My future dream at Chugai hasn’t changed ever since I joined the company—I want to create an environment in which Japanese drugs are used more widely around the world, including China, my home country. Unfortunately, for various reasons, drugs approved by advanced countries have yet to reach patients of developing countries. From quite a long time ago, Japanese drugs—typically antibody preparations—for me, have the image to be not only excellent in medicinal efficacy, but also very safe to use. I hope in the future, I can spread technically advanced Japanese drugs to people in China and other countries, with small amount of delay.
- I’m a person that likes to challenge new things. The two key words that I put emphasis on when choosing a company to work for were: “Challenge” and “Global.”
In that sense, Chugai matches me perfectly. To begin with, in times when development of low-molecure-weight drugs is mainstream Chugai challenges to explore the new, unknown field of biomedicine. In addition, a lot of courage is required to cultivate new grounds with its strategic alliance with a foreign firm—Roche—so that it can broaden its field of research. These I think show Chugai’s endeavor for challenge, which really appealed to me. I find Chugai to be a company that can provide me with an opportunity to work globally, with which I will be able to make the most of my experience of studying overseas.
Working at Chugai for two years, I find it to be a workplace where you are given large-scale, responsible work even if you’re an international staff or a freshman. To be honest, I had the impression that Japanese companies only let newcomers serve tea or make copies, but no! Not at Chugai! We’re all treated as respectable individuals, and that kind of workplace environment allows me to devote myself to work.
Also, Chugai has been promoting diversity these few years, and there have been some dramatic changes. But in order to adapt to globalization, I think it needs to take further procedures. A more diverse range of international staff of various cultures needs to come in to achieve diversity that excels gender differences. The goal is to create an atmosphere in which people of various cultures, customs and ideas, can knock their ideas against each other with respect and tolerance, while expressing their own ideas. It’s something I’m really heading towards, so please, people who want to challenge globally come and work with us at Chugai! We’ll be waiting!
Influenced by my uncle, who studied in Japan, I have always had an interest and an admiration toward Japan. When he brought home Japanese nail clippers that had little pockets that collect cut nails, I was fascinated with Japanese craftsmanship for making heart-felt items of delicate, efficient design.
I decided to come to Japan when I reached 18.

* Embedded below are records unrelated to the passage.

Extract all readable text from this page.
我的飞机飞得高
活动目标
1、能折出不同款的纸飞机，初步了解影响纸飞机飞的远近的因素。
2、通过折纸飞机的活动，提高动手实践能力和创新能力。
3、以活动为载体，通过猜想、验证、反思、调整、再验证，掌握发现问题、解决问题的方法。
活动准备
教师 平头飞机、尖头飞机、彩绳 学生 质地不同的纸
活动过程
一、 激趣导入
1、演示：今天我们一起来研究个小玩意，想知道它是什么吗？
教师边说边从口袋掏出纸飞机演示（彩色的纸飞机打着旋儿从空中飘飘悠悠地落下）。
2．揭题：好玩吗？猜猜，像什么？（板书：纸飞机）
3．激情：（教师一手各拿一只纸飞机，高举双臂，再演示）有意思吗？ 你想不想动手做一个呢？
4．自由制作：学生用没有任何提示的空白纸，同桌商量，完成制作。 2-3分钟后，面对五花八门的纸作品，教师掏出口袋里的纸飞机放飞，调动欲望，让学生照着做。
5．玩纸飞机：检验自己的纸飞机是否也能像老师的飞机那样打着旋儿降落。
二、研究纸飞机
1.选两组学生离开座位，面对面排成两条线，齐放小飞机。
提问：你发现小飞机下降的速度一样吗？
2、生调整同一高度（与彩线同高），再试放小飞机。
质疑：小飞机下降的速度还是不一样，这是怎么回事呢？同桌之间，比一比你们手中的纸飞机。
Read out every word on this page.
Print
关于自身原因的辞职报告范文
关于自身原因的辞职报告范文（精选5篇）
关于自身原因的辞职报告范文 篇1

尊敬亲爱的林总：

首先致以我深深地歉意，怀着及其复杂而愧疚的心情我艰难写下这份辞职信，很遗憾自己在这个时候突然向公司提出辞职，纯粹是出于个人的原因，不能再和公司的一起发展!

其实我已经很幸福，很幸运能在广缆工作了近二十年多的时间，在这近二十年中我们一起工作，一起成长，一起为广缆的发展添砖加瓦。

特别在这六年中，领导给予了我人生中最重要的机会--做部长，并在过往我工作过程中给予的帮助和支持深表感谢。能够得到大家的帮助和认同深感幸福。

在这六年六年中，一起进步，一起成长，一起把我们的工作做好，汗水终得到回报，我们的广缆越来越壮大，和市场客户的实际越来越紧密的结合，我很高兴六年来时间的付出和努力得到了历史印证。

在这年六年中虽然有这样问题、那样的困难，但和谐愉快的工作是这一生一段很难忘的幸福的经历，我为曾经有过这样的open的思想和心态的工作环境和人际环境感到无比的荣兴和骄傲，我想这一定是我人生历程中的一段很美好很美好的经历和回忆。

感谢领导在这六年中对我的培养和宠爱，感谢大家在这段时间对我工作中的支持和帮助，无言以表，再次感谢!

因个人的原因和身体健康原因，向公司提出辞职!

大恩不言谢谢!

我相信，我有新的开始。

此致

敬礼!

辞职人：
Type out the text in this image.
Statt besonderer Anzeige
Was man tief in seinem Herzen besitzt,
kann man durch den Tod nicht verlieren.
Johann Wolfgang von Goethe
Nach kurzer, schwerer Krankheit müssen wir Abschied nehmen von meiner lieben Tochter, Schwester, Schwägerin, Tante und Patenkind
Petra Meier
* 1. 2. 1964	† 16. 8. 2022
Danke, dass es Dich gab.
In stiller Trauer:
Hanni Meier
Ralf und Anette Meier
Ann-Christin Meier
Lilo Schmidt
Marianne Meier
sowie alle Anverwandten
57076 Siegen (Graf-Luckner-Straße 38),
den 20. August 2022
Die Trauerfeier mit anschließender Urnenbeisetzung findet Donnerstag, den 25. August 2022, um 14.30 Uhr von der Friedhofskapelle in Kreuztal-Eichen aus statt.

- 2004 10 Come to Japan. Learn Japanese at a language school in Kyoto, while studying for entrance exams to enter Japanese universities.
- 2006 4 Enter Nagoya Institute of Technology, Department of Life and Materials Engineering.
- 2010 3 Graduate Nagoya Institute of Technology, Department of Life and Materials Engineering.
- 2010 4 Enter Nagoya University, Graduate School of Bioagricultural Sciences, specializing in Molecular and Cellular Regulation.
- 2012 3 Graduate Nagoya University, Graduate School of Bioagricultural Sciences, specializing in Molecular and Cellular Regulation.
- 2012 4 Enter Chugai Pharmaceutical as a new graduate.